The E2B and E4B models support 128k context, not 256k, and even with the 128k... it could take a long time to process that much context on most phones, even with the processor running full tilt. It's hard to say without benchmarks, but 128k supported isn't the same as 128k practical. It will be interesting to see.


That Pareto plot doesn't seem include the Gemma 4 models anywhere (not just not at the frontier), likely because pricing wasn't available when the chart was generated. At least, I can't find the Gemma 4 models there. So, not particularly relevant until it is updated for the models released today.

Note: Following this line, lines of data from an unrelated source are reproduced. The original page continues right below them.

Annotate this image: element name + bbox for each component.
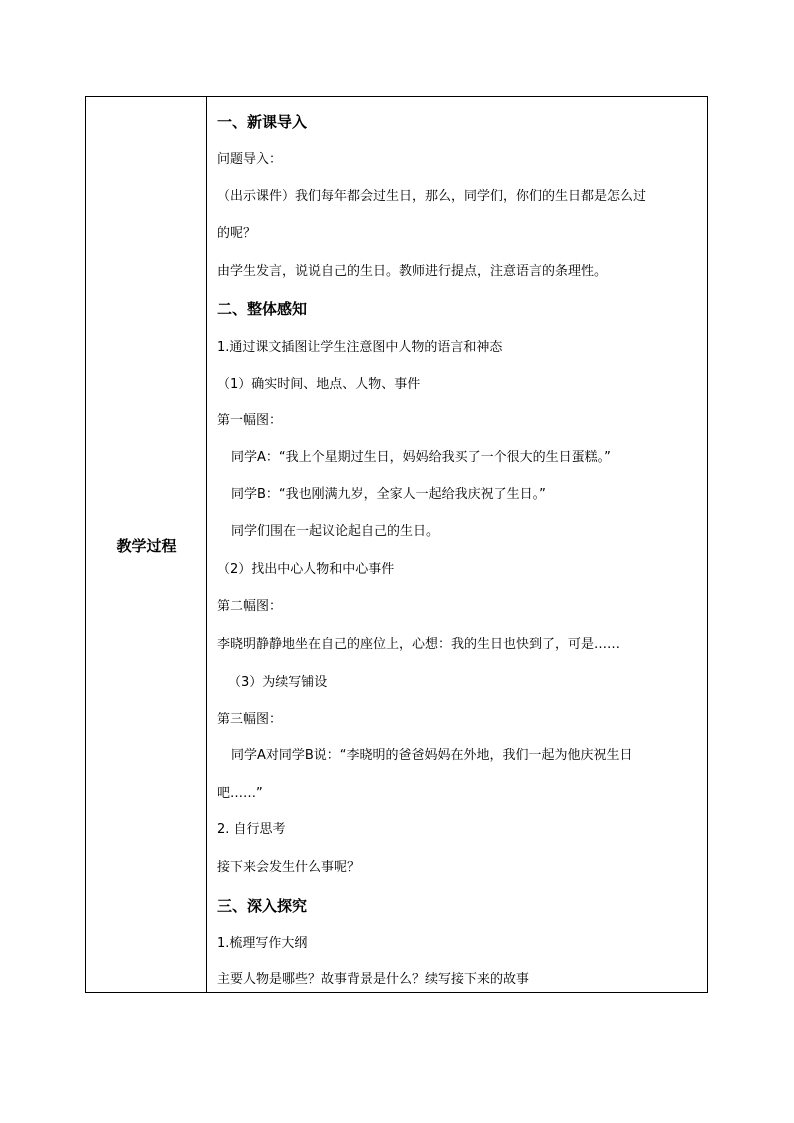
- section-heading: 一、新课导入: [217, 113, 308, 131]
- content-line: （出示课件）我们每年都会过生日，那么，同学们，你们的生日都是怎么过: [217, 189, 647, 204]
- content-line: （1）确实时间、地点、人物、事件: [217, 377, 421, 392]
- content-line: 的呢？: [217, 226, 257, 241]
- content-line: 主要人物是哪些？故事背景是什么？续写接下来的故事: [217, 972, 530, 987]
- content-line: 同学B：“我也刚满九岁，全家人一起给我庆祝了生日。”: [231, 487, 546, 502]
- content-line: 吧……”: [217, 786, 263, 801]
- row-label: 教学过程: [116, 537, 177, 555]
- content-line: 李晓明静静地坐在自己的座位上，心想：我的生日也快到了，可是……: [217, 637, 621, 652]
- content-line: 接下来会发生什么事呢？: [217, 860, 361, 875]
- content-cell: [208, 97, 707, 992]
- content-line: （2）找出中心人物和中心事件: [217, 562, 395, 577]
- content-line: 第一幅图：: [217, 413, 283, 428]
- section-heading: 二、整体感知: [217, 300, 308, 318]
- section-heading: 三、深入探究: [217, 897, 308, 915]
- lesson-plan-table: [85, 96, 708, 993]
- row-label-cell: [86, 97, 207, 992]
- content-line: 1.通过课文插图让学生注意图中人物的语言和神态: [217, 340, 503, 355]
- content-line: 同学A对同学B说：“李晓明的爸爸妈妈在外地，我们一起为他庆祝生日: [231, 748, 633, 763]
- content-line: 1.梳理写作大纲: [217, 936, 308, 951]
- content-line: 同学A：“我上个星期过生日，妈妈给我买了一个很大的生日蛋糕。”: [231, 450, 611, 465]
- content-line: 问题导入：: [217, 152, 283, 167]
- content-line: （3）为续写铺设: [228, 675, 328, 690]
- content-line: 同学们围在一起议论起自己的生日。: [231, 524, 440, 539]
- content-line: 第二幅图：: [217, 599, 283, 614]
- content-line: 2. 自行思考: [217, 822, 286, 837]
- content-line: 由学生发言，说说自己的生日。教师进行提点，注意语言的条理性。: [217, 264, 608, 279]
- content-line: 第三幅图：: [217, 712, 283, 727]
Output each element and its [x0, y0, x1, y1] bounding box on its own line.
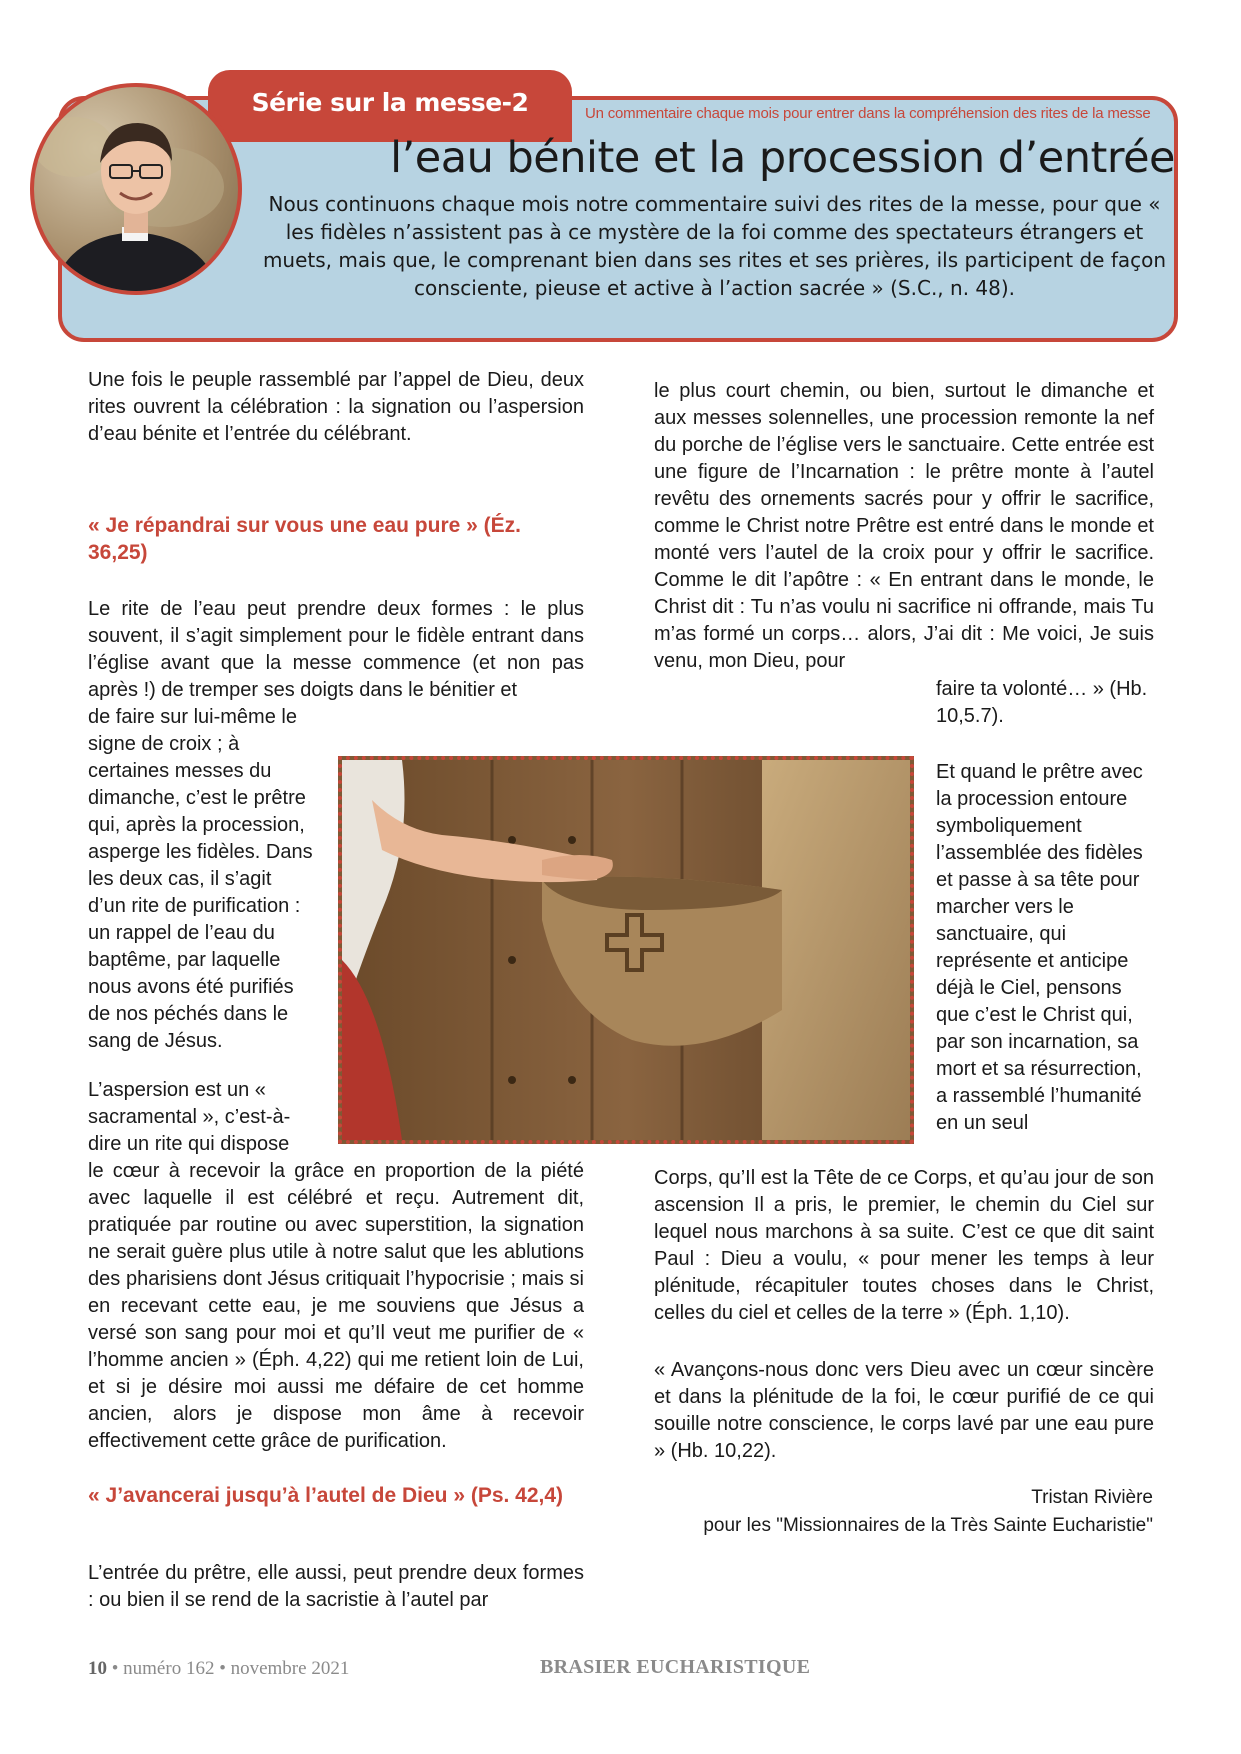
paragraph-assembly: Corps, qu’Il est la Tête de ce Corps, et qu’au jour de son ascension Il a pris, le premier, le chemin du Ciel sur lequel nous marchons à sa suite. C’est ce que dit saint Paul : Dieu a voulu, « pour mener les temps à leur plénitude, récapituler toutes choses dans le Christ, celles du ciel et celles de la terre » (Éph. 1,10). — [654, 1167, 1154, 1324]
paragraph-closing: « Avançons-nous donc vers Dieu avec un cœur sincère et dans la plénitude de la foi, le cœur purifié de ce qui souille notre conscience, le corps lavé par une eau pure » (Hb. 10,22). — [654, 1359, 1154, 1462]
footer-issue — [88, 1658, 349, 1680]
paragraph-entrance: L’entrée du prêtre, elle aussi, peut prendre deux formes : ou bien il se rend de la sacristie à l’autel par — [88, 1562, 584, 1611]
paragraph-intro: Une fois le peuple rassemblé par l’appel de Dieu, deux rites ouvrent la célébration : la signation ou l’aspersion d’eau bénite et l’entrée du célébrant. — [88, 369, 584, 445]
author-portrait — [30, 83, 242, 295]
author-affiliation: pour les "Missionnaires de la Très Sainte Eucharistie" — [703, 1515, 1153, 1536]
paragraph-procession: le plus court chemin, ou bien, surtout le dimanche et aux messes solennelles, une procession remonte la nef du porche de l’église vers le sanctuaire. Cette entrée est une figure de l’Incarnation : le prêtre monte à l’autel revêtu des ornements sacrés pour y offrir le sacrifice, comme le Christ notre Prêtre est entré dans le monde et monté vers l’autel de la croix pour y offrir le sacrifice. Comme le dit l’apôtre : « En entrant dans le monde, le Christ dit : Tu n’as voulu ni sacrifice ni offrande, mais Tu m’as formé un corps… alors, J’ai dit : Me voici, Je suis venu, mon Dieu, pour — [654, 380, 1154, 672]
article-intro: Nous continuons chaque mois notre commentaire suivi des rites de la messe, pour que « les fidèles n’assistent pas à ce mystère de la foi comme des spectateurs étrangers et muets, mais que, le comprenant bien dans ses rites et ses prières, ils participent de façon consciente, pieuse et active à l’action sacrée » (S.C., n. 48). — [262, 192, 1167, 300]
issue-info: • numéro 162 • novembre 2021 — [107, 1658, 350, 1679]
series-tab — [208, 70, 572, 142]
paragraph-aspersion: le cœur à recevoir la grâce en proportion de la piété avec laquelle il est célébré et reçu. Autrement dit, pratiquée par routine ou avec superstition, la signation ne serait guère plus utile à notre salut que les ablutions des pharisiens dont Jésus critiquait l’hypocrisie ; mais si en recevant cette eau, je me souviens que Jésus a versé son sang pour moi et qu’Il veut me purifier de « l’homme ancien » (Éph. 4,22) qui me retient loin de Lui, et si je désire moi aussi me défaire de cet homme ancien, alors je dispose mon âme à recevoir effectivement cette grâce de purification. — [88, 1160, 584, 1452]
page-number: 10 — [88, 1658, 107, 1679]
paragraph-assembly-wrap: Et quand le prêtre avec la procession entoure symboliquement l’assemblée des fidèles et passe à sa tête pour marcher vers le sanctuaire, qui représente et anticipe déjà le Ciel, pensons que c’est le Christ qui, par son incarnation, sa mort et sa résurrection, a rassemblé l’humanité en un seul — [936, 761, 1143, 1134]
holy-water-font-illustration — [342, 760, 910, 1140]
paragraph-aspersion-wrap: L’aspersion est un « sacramental », c’est-à-dire un rite qui dispose — [88, 1079, 291, 1155]
heading-altar: « J’avancerai jusqu’à l’autel de Dieu » (Ps. 42,4) — [88, 1484, 564, 1507]
signature — [703, 1484, 1153, 1540]
series-label: Série sur la messe-2 — [251, 88, 529, 117]
paragraph-water-rite: Le rite de l’eau peut prendre deux formes : le plus souvent, il s’agit simplement pour le fidèle entrant dans l’église avant que la messe commence (et non pas après !) de tremper ses doigts dans le bénitier et — [88, 598, 584, 701]
heading-water: « Je répandrai sur vous une eau pure » (Éz. 36,25) — [88, 514, 521, 564]
portrait-illustration — [34, 87, 238, 291]
holy-water-font-photo — [338, 756, 914, 1144]
author-name: Tristan Rivière — [1031, 1487, 1153, 1508]
paragraph-procession-end: faire ta volonté… » (Hb. 10,5.7). — [936, 678, 1148, 727]
article-title: l’eau bénite et la procession d’entrée — [390, 133, 1175, 183]
magazine-name: BRASIER EUCHARISTIQUE — [540, 1656, 811, 1678]
paragraph-water-rite-wrap: de faire sur lui-même le signe de croix ; à certaines messes du dimanche, c’est le prêtre qui, après la procession, asperge les fidèles. Dans les deux cas, il s’agit d’un rite de purification : un rappel de l’eau du baptême, par laquelle nous avons été purifiés de nos péchés dans le sang de Jésus. — [88, 706, 313, 1052]
series-tagline: Un commentaire chaque mois pour entrer dans la compréhension des rites de la messe — [585, 105, 1151, 122]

There are issues with the chat template right now[0], so tool calling does not work reliably[1].

Every time people try to rush to judge open models on launch day... it never goes well. There are ~always bugs on launch day.

[0]: https://github.com/ggml-org/llama.cpp/pull/21326

[1]: https://github.com/ggml-org/llama.cpp/issues/21316


What causes these? Given how simple the LLM interface is (just completion), why don't teams make a simple, standardized template available with their model release so the inference engine can just read it and work properly? Can someone explain the difficulty with that?


The model does have the format specified but there is no _one_ standard. For this model it’s defined in the [ tokenizer_config.json [0]. As for llama.cpp they seem to be using a more type safe approach to reading the arguments.

[0] https://huggingface.co/google/gemma-4-31B-it/blob/main/token...


Hm, but surely there will be converters for such simple formats? I'm confused as to how there can be calling bugs when the model already includes the template.


was just merged


It was just an example of a bug, not that it was the only bug. I’ve personally reported at least one other for Gemma 4 on llama.cpp already.

In a few days, I imagine that Gemma 4 support should be in better shape.